Merauke, Suryapapua.com– “Komitmen kami di Rumah Sakit Umum Daerah (RSUD) Merauke adalah memperlakukan semua pasien sama dalam pelayanan. Baik itu orang asli Papua (OAP) maupun non Papua (pendatang), termasuk yang punya uang atau tidak punya.”
Penegasan itu disampaikan Kepala Bidang Pelayanan RSUD Merauke, dr. Daisy F Lapasi saat ditemui Surya Papua diruang kerjanya Kamis (11/8). Menurutnya, kemarin siang, Ketua Lembaga Masyarakat Adat (LMA), Frederikus W Mahuze bersama Thimotius Gedi mendatanginya, sekaligus menanyakan persoalan dimaksud, setelah mendapat pengaduan keluarga pasien.
Dikatakan, berhubung satus pandemic covid-19 yang belum dicabut secara resmi oleh pemerintah, sehingga pihak rumah sakit masih terikat dengan beberapa aturan serta alur yang berlaku sesuai standard operasional pelayanan (SOP) untuk pasien yang menjalani rawat inap.
Dimana, lanjut dokter Daisy, semua pasien yang hendak masuk di instalasi gawat darurat (IGD), harus discreening terlebih dahulu dengan pemeriksaan covid-19.
“Atas nama managemen RSUD Merauke, saya menyampaikan permohonan maaf, karena tak ada ketersediaan ruang mencukupi, sehingga kami memasang tenda di halaman rumah sakit. Sekaligus ditempati pasien yang belum diketahui status sesungguhnya. Apakah pasien covid-19 atau bukan. Jadi ditempatkan di dalam tenda hingga hasil pemeriksaan keluar,” ujarnya.
Meskipun ditempatkan ditenda, namun pemeriksaan atau pelayanan oleh dokter didampingi perawat, tetap berjalan sebagaimana biasa, seperti pasien ditempatkan di IGD.
Dokter Daisy kembali menegaskan, bukan hanya pasien Papua saja ditempatkan di tenda, tetapi semua orang termasuk non Papua. Karena harus diketahui terlebih dahulu statusnya.
“Jika belum diketahui statusnya dan langsung masuk ke ruangan rawat inap dan ternyata diketahui positif covid-19, tentu bisa menimbulkan persoalan lain dengan pasien terdahulu yang sedang dirawat,” katanya.
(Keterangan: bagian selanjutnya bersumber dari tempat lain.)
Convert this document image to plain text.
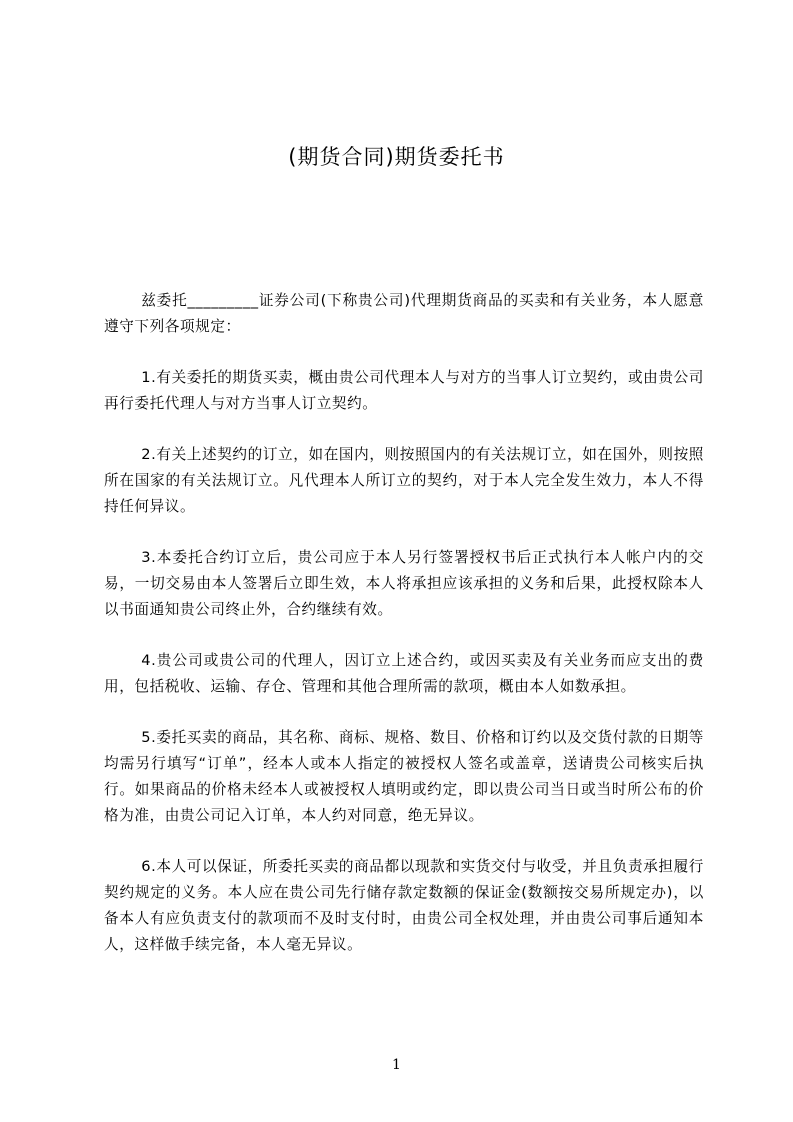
(期货合同)期货委托书

兹委托_________证券公司(下称贵公司)代理期货商品的买卖和有关业务，本人愿意遵守下列各项规定：

1.有关委托的期货买卖，概由贵公司代理本人与对方的当事人订立契约，或由贵公司再行委托代理人与对方当事人订立契约。

2.有关上述契约的订立，如在国内，则按照国内的有关法规订立，如在国外，则按照所在国家的有关法规订立。凡代理本人所订立的契约，对于本人完全发生效力，本人不得持任何异议。

3.本委托合约订立后，贵公司应于本人另行签署授权书后正式执行本人帐户内的交易，一切交易由本人签署后立即生效，本人将承担应该承担的义务和后果，此授权除本人以书面通知贵公司终止外，合约继续有效。

4.贵公司或贵公司的代理人，因订立上述合约，或因买卖及有关业务而应支出的费用，包括税收、运输、存仓、管理和其他合理所需的款项，概由本人如数承担。

5.委托买卖的商品，其名称、商标、规格、数目、价格和订约以及交货付款的日期等均需另行填写“订单”，经本人或本人指定的被授权人签名或盖章，送请贵公司核实后执行。如果商品的价格未经本人或被授权人填明或约定，即以贵公司当日或当时所公布的价格为准，由贵公司记入订单，本人约对同意，绝无异议。

6.本人可以保证，所委托买卖的商品都以现款和实货交付与收受，并且负责承担履行契约规定的义务。本人应在贵公司先行储存款定数额的保证金(数额按交易所规定办)，以备本人有应负责支付的款项而不及时支付时，由贵公司全权处理，并由贵公司事后通知本人，这样做手续完备，本人毫无异议。

1
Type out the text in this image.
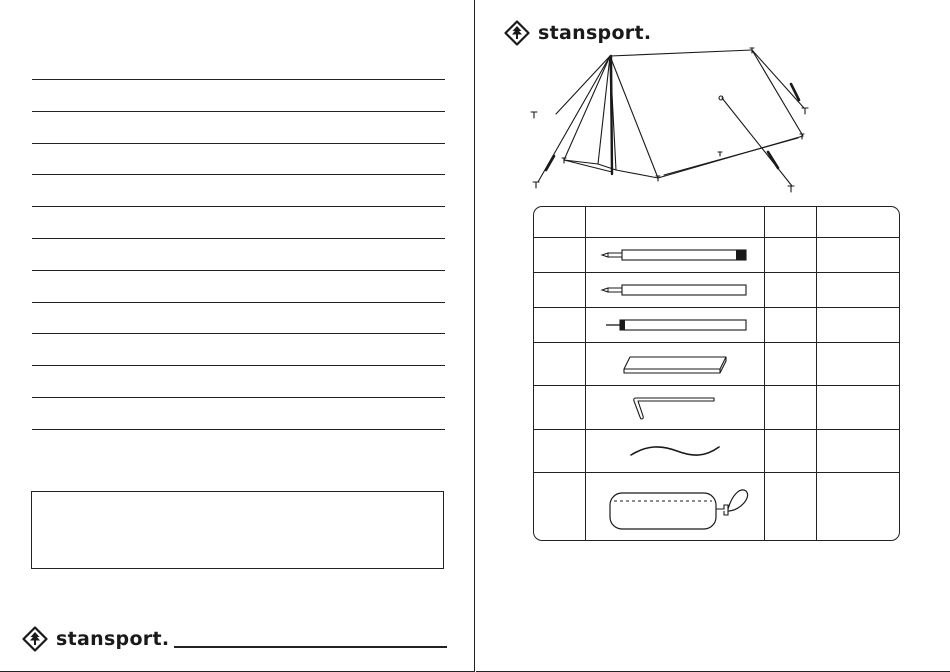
stansport.
stansport.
Pasien Petronela Wangga Tak Ditelantarkan
Lebih lanjut dokter Daisy menjelaskan, pasien atas nama Petronela Wangga (68) yang dirawat di tenda. “Betul Mama Petronela masuk sekitar pukul 08.00 WIT dengan keluhan utama adalah badan lemas, riwayat demam satu hari, nyeri perut, kedua tungkai tulang sakit serta persendian,” jelasnya.
Selain itu, ada riwayat sakit asam urat. Jadi saat diperiksa medis, tanda vital seperti tensinya normal, hanya nadi agak cepat, karena setelah suhu diukur 38,5 derajat. Sedangkan keluhan sesak nafasnya ada, namun minimal.
Lalu saat diperiksa, frekuwensi nafasnya 22 kali per/menit dan itu masih kategori normal dengan saturasi oksigen cukup bagus 95 persen. Sehingga dokter memutuskan belum ada indikasi dipasang oksigen.
Nmaun demikian, begitu datang pagi langsung diperiksa dan didiagnosa serta diobservasi demamnya sekaligus dipasang infus (cairan) lalu obat suntik, karena pasien merasakan nyerih ulu hati.
“Petugas juga mengecek rekam jantung dan ternyata normal, sekaligus diambil darahnya untuk pemeriksaan di laboratorium,” ungkapnya.
Oleh karena tak ada indikasi sesak nafas, demikian dokter Daisy, sehingga tak dipasang oksien. Namun sekitra pukul 12.00 WIT, mama Petronela mulai sesak sehingga oksigen dipasang dan dilakukan obvservasi.
Khusus pasien atas nama Fransiskus, rujukan dari Puskesmas Kimaam, dokter Daisy menjelaskan, bersangkutan juga ditempatkan di tenda. Karena masih menunggu statusnya.
“Memang bapak ini masuk satu hari duluan dari mama Petronela. Sempat petugas akan memasang oksigen, namun bersangkutan menolak. Sehingga tak mungkin harus dipaksakan,” ujarnya.